A month ago, very early on Easter Sunday, we lost our favorite non-human.
I’m still processing; still asking hard questions and coming up empty. I’m still at a loss for words that will do it and him justice — they just don’t exist.
I got Kieran when he was six weeks old, with bright eyes, rough kitten fur and a fat belly. I was 18 and living in my first off-campus apartment, and he was one of my first significant steps toward independence: my first non-family pet.
Yet as much as he was mine, becoming a family together with Eric was effortless, and he became just as much Eric’s. Seeing how they loved each other has made the time of losing harder and easier all at once. It’s difficult for us to watch each other grieve, and a comfort to know someone else feels exactly the same. The whole Murray clan took a very hard hit with this news. All of us just adored him.

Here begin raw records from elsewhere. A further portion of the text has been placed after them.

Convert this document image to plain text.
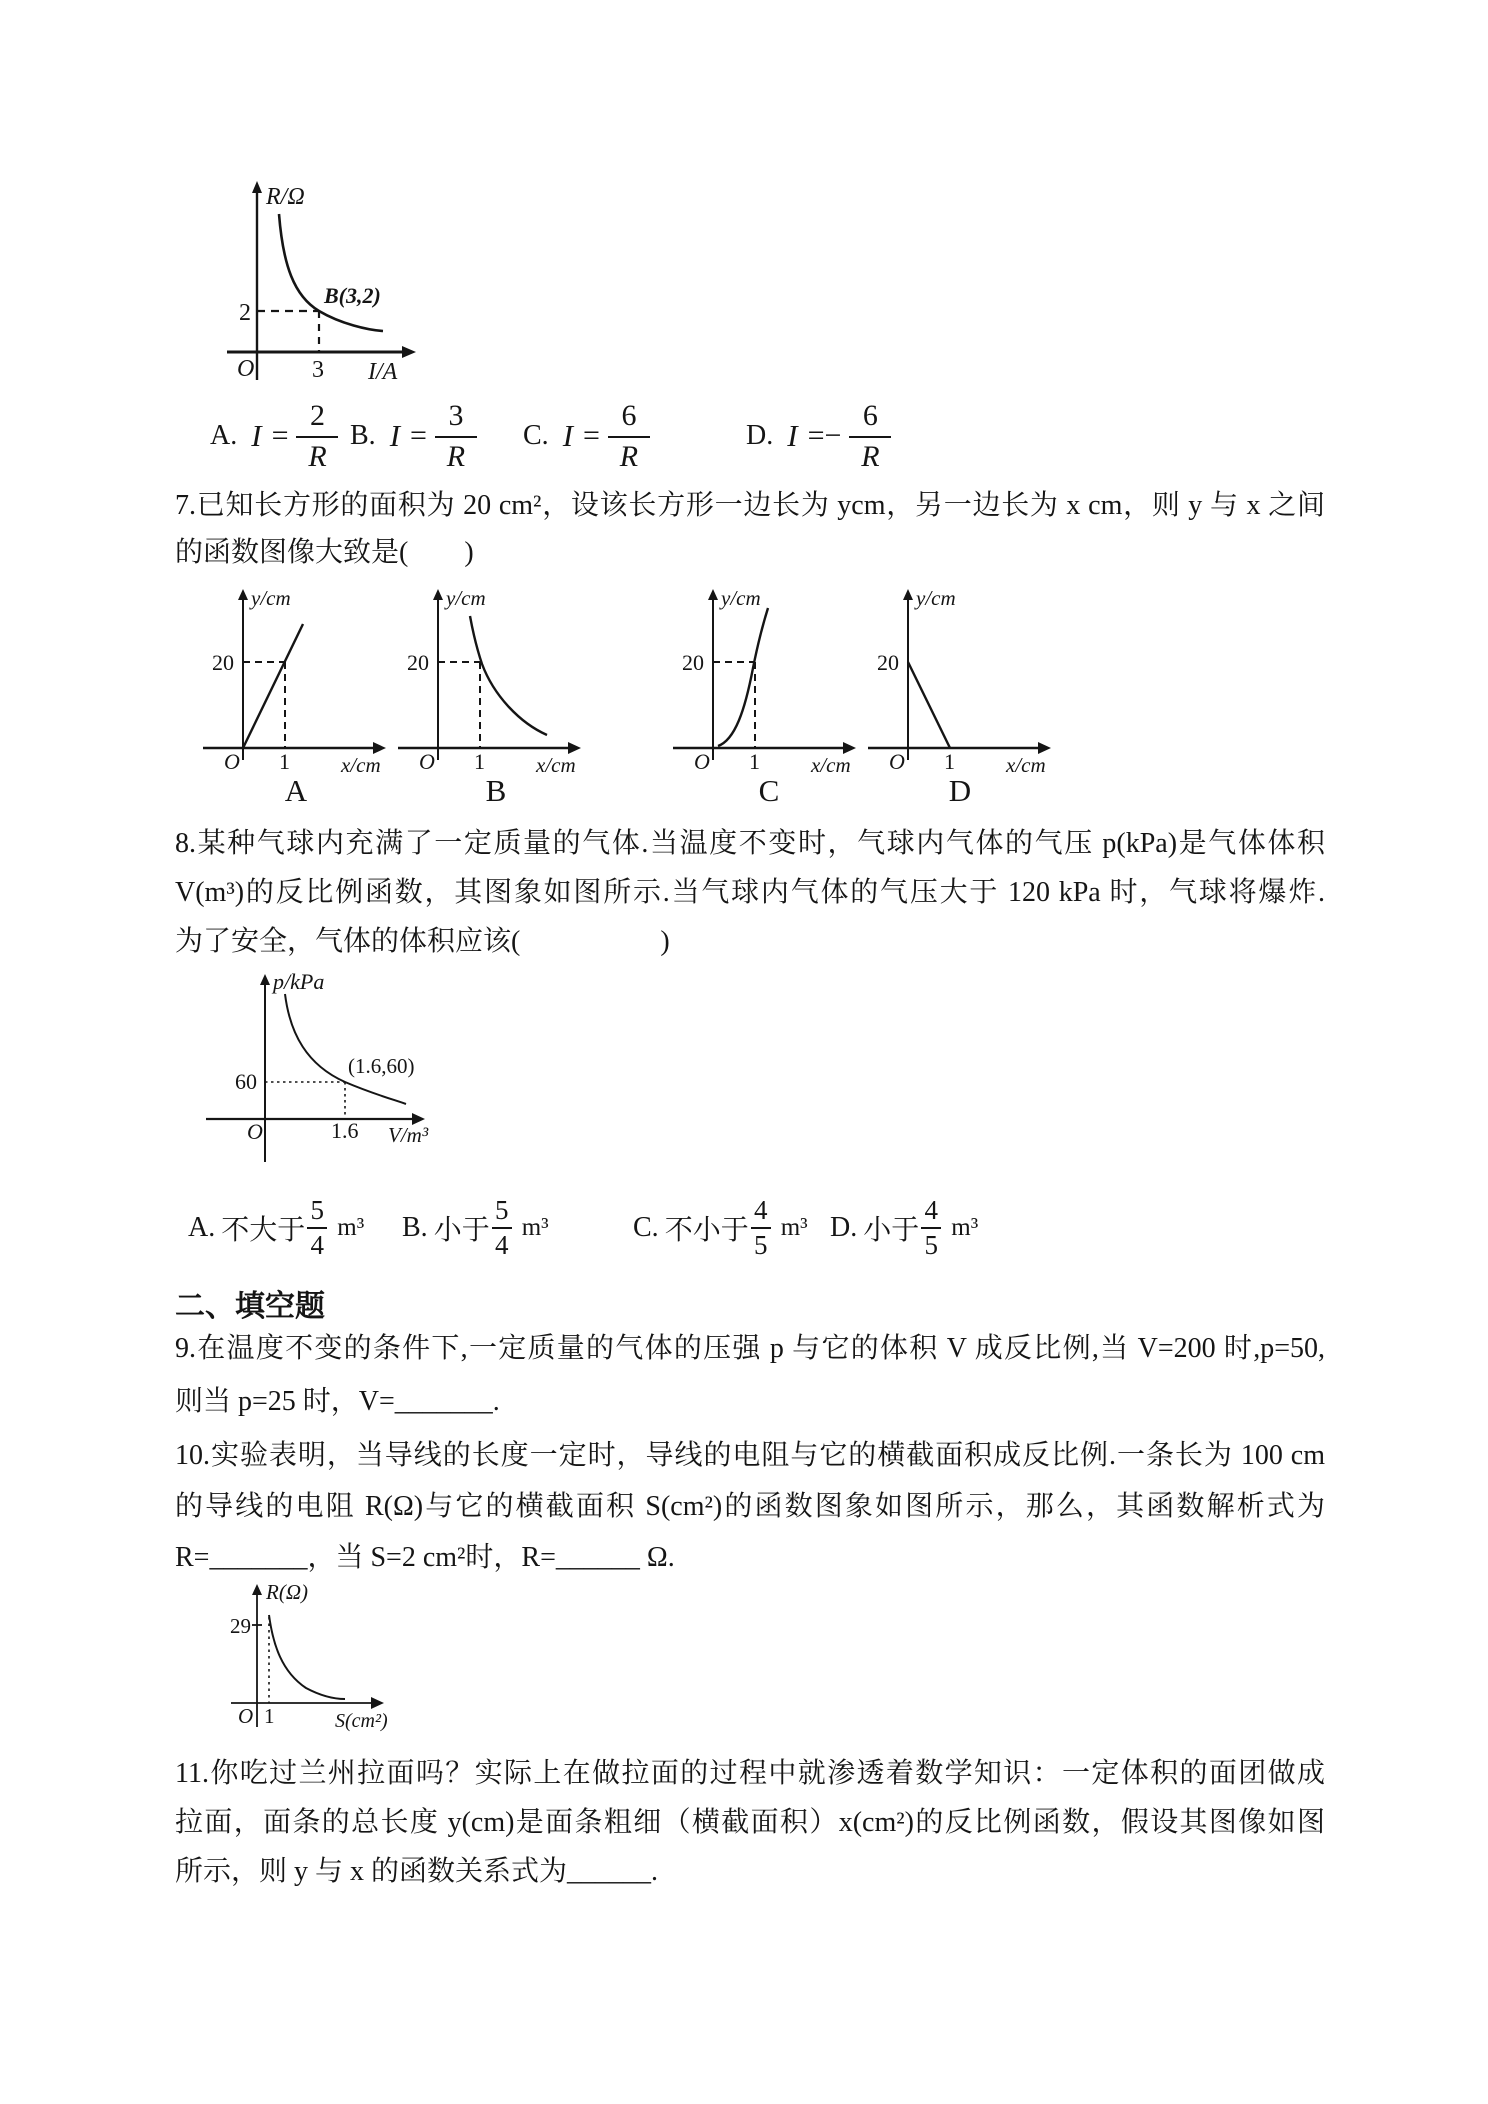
R/Ω
2
B(3,2)
O 3 I/A
A. $I = \frac{2}{R} B$. $I = \frac{3}{R} C$. $I = \frac{6}{R}$	D. $I =- \frac{6}{R}$
7.已知长方形的面积为 20 cm²，设该长方形一边长为 ycm，另一边长为 x cm，则 y 与 x 之间
的函数图像大致是(　　)
y/cm
20
O 1 x/cm
y/cm
20
O 1 x/cm
y/cm
20
O 1 x/cm
y/cm
20
O 1 x/cm
A	B	C	D
8.某种气球内充满了一定质量的气体.当温度不变时，气球内气体的气压 p(kPa)是气体体积
V(m³)的反比例函数，其图象如图所示.当气球内气体的气压大于 120 kPa 时，气球将爆炸.
为了安全，气体的体积应该(　　　　　)
p/kPa
60
(1.6,60)
O	1.6 V/m³
A. 不大于 $\frac{5}{4} m^3$ B. 小于 $\frac{5}{4} m^3$	C. 不小于 $\frac{4}{5} m^3$ D. 小于 $\frac{4}{5} m^3$
二、填空题
9.在温度不变的条件下,一定质量的气体的压强 p 与它的体积 V 成反比例,当 V=200 时,p=50,
则当 p=25 时，V=_______.
10.实验表明，当导线的长度一定时，导线的电阻与它的横截面积成反比例.一条长为 100 cm
的导线的电阻 R(Ω)与它的横截面积 S(cm²)的函数图象如图所示，那么，其函数解析式为
R=_______，当 S=2 cm²时，R=______ Ω.
R(Ω)
29
O 1	S(cm²)
11.你吃过兰州拉面吗？实际上在做拉面的过程中就渗透着数学知识：一定体积的面团做成
拉面，面条的总长度 y(cm)是面条粗细（横截面积）x(cm²)的反比例函数，假设其图像如图
所示，则 y 与 x 的函数关系式为______.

Kieran was suffering silently from heart disease, probably for a few years, and we had no idea. He was always content, never showing signs of discomfort until he went into sudden congestive heart failure the night before Easter. By 3 a.m. we had said goodbye. He was only seven.
If you haven’t owned a really, truly fabulous cat, you can’t know the presence they are… Kieran was more than a pet.
(He slept here most nights.)
(He adored a good belly rub.)
(With Cody, whose life was also cut far too short by heart disease.)
(He put up with anything.)
(Even the maintenance guy loved him.)
Oh, it hurts. It hurts to remember, and it hurts to imagine forgetting.